Hoeur Sao recalls that people in her area never raised animals in the past – they just hunted one animal and distributed the meat among the whole village.

But she doesn’t blame her people for the near-extinction of some species, because they have also helped to preserve the wildlife. Since the 1980s, they have been domesticating animals.

“Before, we just dug holes with sticks to grow our crops,” she says. “During the Khmer Rouge, they taught us how to plough our soil with buffalo. In the ’80s, people began to own buffalos. Now, 90 per cent of our villagers own animals.”

Their animals are not just for agricultural work but also food, decreasing the impact on local wildlife.

Hoeur Sao says the disappearance of a lot of wildlife in the jungle around her community can be blamed not on locals but on people from outside the community who have come to hunt in the area.

Audibert-Pestel says people from outside who hunt animals for trade are not so easy to control.

POH KAO has worked in Ratanakkiri since 2006 to co-operate with villagers in monitoring the forest so they can alert the protection organisation Wildlife Alliance to arrest hunters if they see them.

POH KAO has also supported locals raising livestock. Audibert-Pestel runs a veterinary practice in Ratanakkiri that can vaccinate the villagers’ animals so people won’t lose them and be forced to return to hunting.

“We have a vet to vaccinate their domestic animals, especially buffalo. Buffalo are so important for their livelihood. If they don’t have buffalo, they will hunt wild animals instead,” she says.

During their trip to Phnom Penh, Audibert-Pestel took the group to the Phnom Tamao Zoo to see animals rescued from poachers.
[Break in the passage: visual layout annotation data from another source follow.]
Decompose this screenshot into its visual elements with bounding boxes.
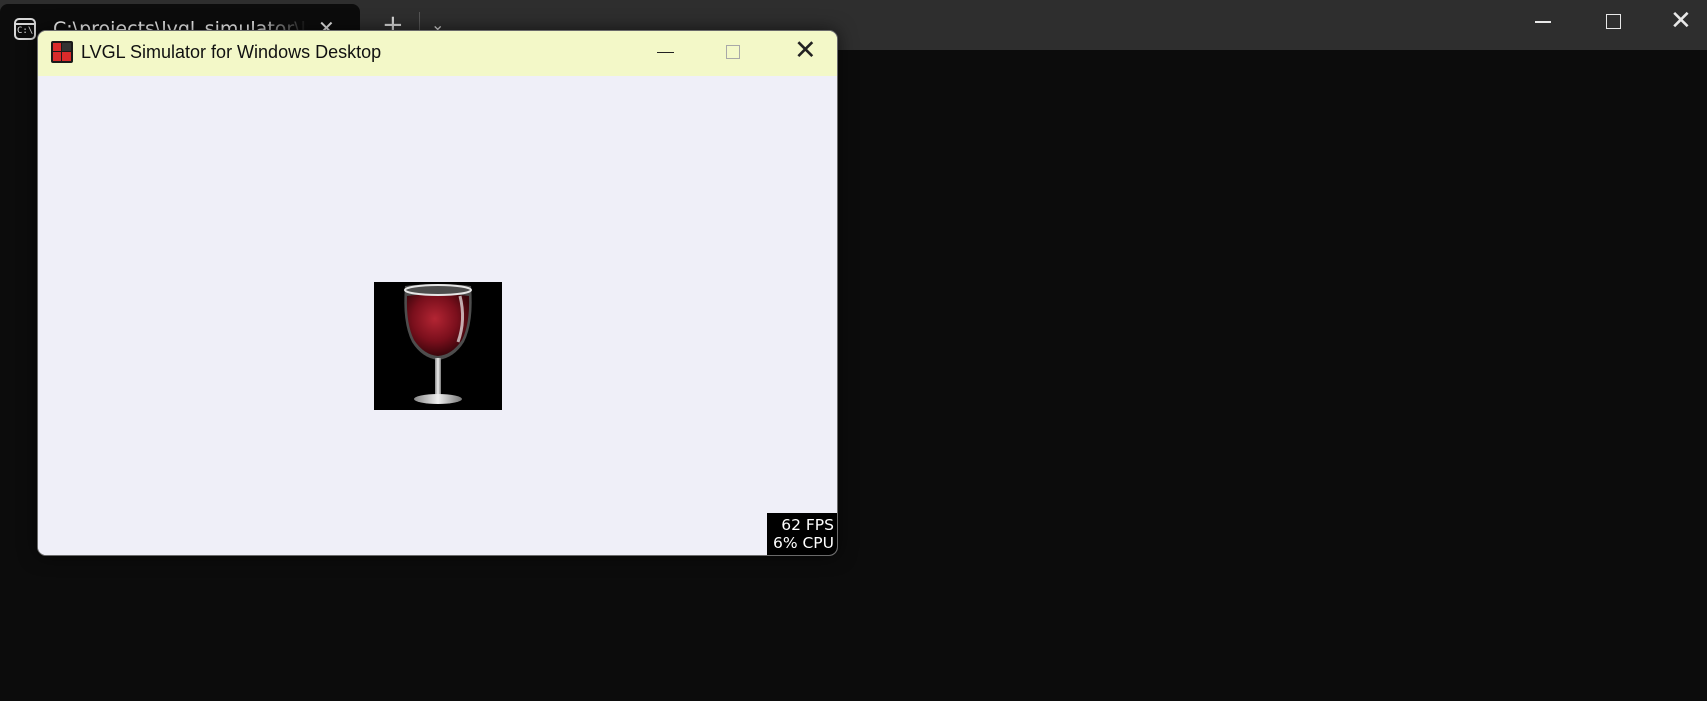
lvgl-simulator-window: LVGL Simulator for Windows Desktop ✕ 62 … bbox=[37, 30, 838, 556]
minimize-icon[interactable] bbox=[1533, 9, 1553, 31]
performance-monitor: 62 FPS 6% CPU bbox=[767, 513, 837, 555]
lvgl-canvas[interactable]: 62 FPS 6% CPU bbox=[38, 76, 837, 555]
minimize-icon[interactable] bbox=[654, 37, 678, 67]
fps-label: 62 FPS bbox=[781, 516, 834, 534]
lvgl-titlebar[interactable]: LVGL Simulator for Windows Desktop ✕ bbox=[38, 31, 837, 76]
close-icon[interactable]: ✕ bbox=[1670, 5, 1692, 37]
close-icon[interactable]: ✕ bbox=[794, 35, 817, 67]
lvgl-logo-icon bbox=[51, 41, 73, 63]
cpu-label: 6% CPU bbox=[772, 534, 834, 552]
maximize-icon[interactable] bbox=[1606, 14, 1621, 29]
maximize-icon[interactable] bbox=[726, 45, 740, 59]
wine-glass-image bbox=[374, 282, 502, 410]
window-title: LVGL Simulator for Windows Desktop bbox=[81, 42, 382, 62]
console-icon: C:\ bbox=[14, 18, 36, 40]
Following the zoo visit, the children’s artwork, personal reflections of their endangered environment, went on display last Tuesday at Meta House, where it can be viewed by the public until June 19.

At the exhibition’s opening, Keo Omaliss, an official of the Cambodian Forestry Administration, said he was preparing a proposal to declare the 60,000 hectares where POH KAO works as a national preservation area because it was rich in biodiversity.

“There is a lot of rare wildlife such as tigers, elephants and even giant ibis birds. The money from companies that take tourists there will benefit the community,” he said.